Thai Crown Prince Maha Vajiralongkorn ascended the throne Dec. 1, easing fears of an immediate succession crisis but ushering in a much longer period of uncertainty. The crown prince accepted a formal invitation to take the throne during an audience with Thailand's preeminent power brokers: the heads of the country's supreme court and National Legislative Assembly, junta leader Gen. Prayuth Chan-ocha, and Privy Council chief Prem Tinsulanonda (who served as regent during the interregnum).
The event settles the most imminent questions surrounding the long-awaited royal succession process. When widely revered King Bhumibol Adulyadej died Oct. 13 after 70 years on the throne, the crown prince broke with tradition and protocol by allegedly requesting time to mourn before assuming kingly duties, spending most of the subsequent weeks at his villa in Germany. The unexpected interregnum revived long-held fears of a contested royal succession, which would prove deeply destabilizing for Thailand. Whether it was an attempt by the crown prince to assert some independence from the current military junta (which intends to channel the new king's influence toward its own aims) or, more alarming, the result of an internal military struggle, remains unclear.
The new king lacks his father's esteem with the public, and at 64 years of age with a well-established reputation for scandal, he will not gain it. As a result, he will not be able to play the role as court of last resort that preserves balance between Thailand's myriad military, business and political factions competing for power. The military-royalist establishment will try to fill the void left behind by the late monarch by promoting the good works of the more popular princesses and portraying the previous king as a guiding light even after death. However, these elites are fundamentally ill-suited for the role.

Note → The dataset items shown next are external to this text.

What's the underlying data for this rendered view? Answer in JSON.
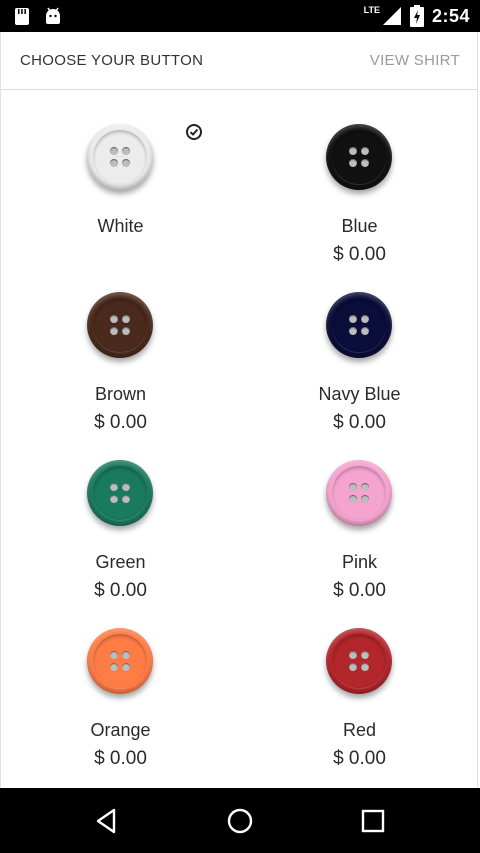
{
  "status_bar": {
    "time": "2:54",
    "network": "LTE"
  },
  "header": {
    "title": "CHOOSE YOUR BUTTON",
    "action": "VIEW SHIRT"
  },
  "buttons": [
    {
      "name": "White",
      "price": "",
      "color": "#ececec",
      "selected": true
    },
    {
      "name": "Blue",
      "price": "$ 0.00",
      "color": "#111111",
      "selected": false
    },
    {
      "name": "Brown",
      "price": "$ 0.00",
      "color": "#4a2a1c",
      "selected": false
    },
    {
      "name": "Navy Blue",
      "price": "$ 0.00",
      "color": "#0b0d3a",
      "selected": false
    },
    {
      "name": "Green",
      "price": "$ 0.00",
      "color": "#1a7a5e",
      "selected": false
    },
    {
      "name": "Pink",
      "price": "$ 0.00",
      "color": "#f5a3cf",
      "selected": false
    },
    {
      "name": "Orange",
      "price": "$ 0.00",
      "color": "#ff7c45",
      "selected": false
    },
    {
      "name": "Red",
      "price": "$ 0.00",
      "color": "#b3262b",
      "selected": false
    }
  ],
  "icons": {
    "status_left": [
      "android-notification-icon",
      "android-robot-icon"
    ],
    "status_right": [
      "signal-icon",
      "battery-charging-icon"
    ],
    "nav": [
      "back-icon",
      "home-icon",
      "recents-icon"
    ]
  }
}
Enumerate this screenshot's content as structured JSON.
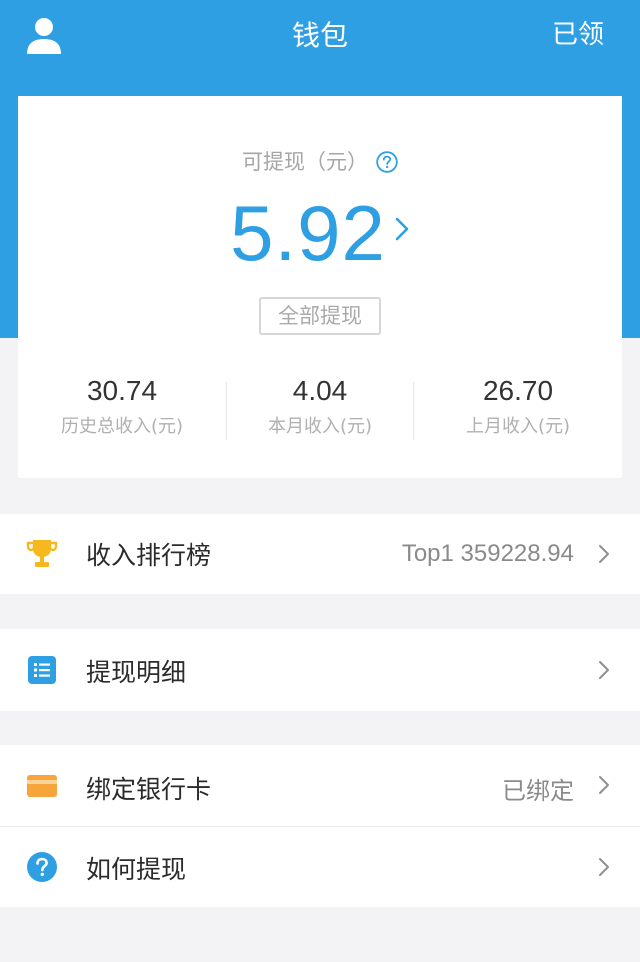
{
  "header": {
    "title": "钱包",
    "right_label": "已领",
    "user_icon": "user-icon",
    "bg_color": "#2f9fe3"
  },
  "balance": {
    "label": "可提现（元）",
    "help_icon": "question-circle-icon",
    "amount": "5.92",
    "amount_color": "#2f9fe3",
    "withdraw_all_label": "全部提现"
  },
  "stats": [
    {
      "value": "30.74",
      "label": "历史总收入(元)"
    },
    {
      "value": "4.04",
      "label": "本月收入(元)"
    },
    {
      "value": "26.70",
      "label": "上月收入(元)"
    }
  ],
  "menu": {
    "ranking": {
      "icon": "trophy-icon",
      "label": "收入排行榜",
      "value": "Top1 359228.94"
    },
    "withdraw_detail": {
      "icon": "list-icon",
      "label": "提现明细"
    },
    "bank_card": {
      "icon": "bank-card-icon",
      "label": "绑定银行卡",
      "value": "已绑定"
    },
    "how_to_withdraw": {
      "icon": "help-icon",
      "label": "如何提现"
    }
  }
}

Thus, there is likely to be trouble behind the scenes in the near future. In the coming months, rival factions in the Thai establishment will vie to either gain favor with the new king or limit his power and the monarch will attempt to use the levers of power at his disposal (such as vast business and real estate holdings) to boost his own independence. There will likely be sudden purges in the military or in firms with ties to the crown, curious legal cases against prominent figures and unflattering leaks about the new king's past indiscretions.
The destabilizing effects of succession will become more clear over the long term as the power landscape in Thailand adjusts to a weakened monarchy. Thailand's myriad political divisions will begin to return to the fore in the months leading up to the return to elections, currently slated for late next year. For now, the military junta appears still tightly in control of Thailand's political transition. After gaining public approval of the military-drafted constitution in an August referendum, the Thai junta is well-positioned to enforce political stability for at least the next year, with polarizing opposition figures, particularly former Prime Minister Thaksin Shinawatra, neutralized for the time being. A period of elaborate state-mandated mourning will continue into the latter half of next year, during which time mass protests against junta rule will not be tolerated. And though the royal succession process exposed the limits of the junta's power, the ruling generals appear to have succeeded in restoring order — a challenge likely to resurface with increasing frequency in the coming years.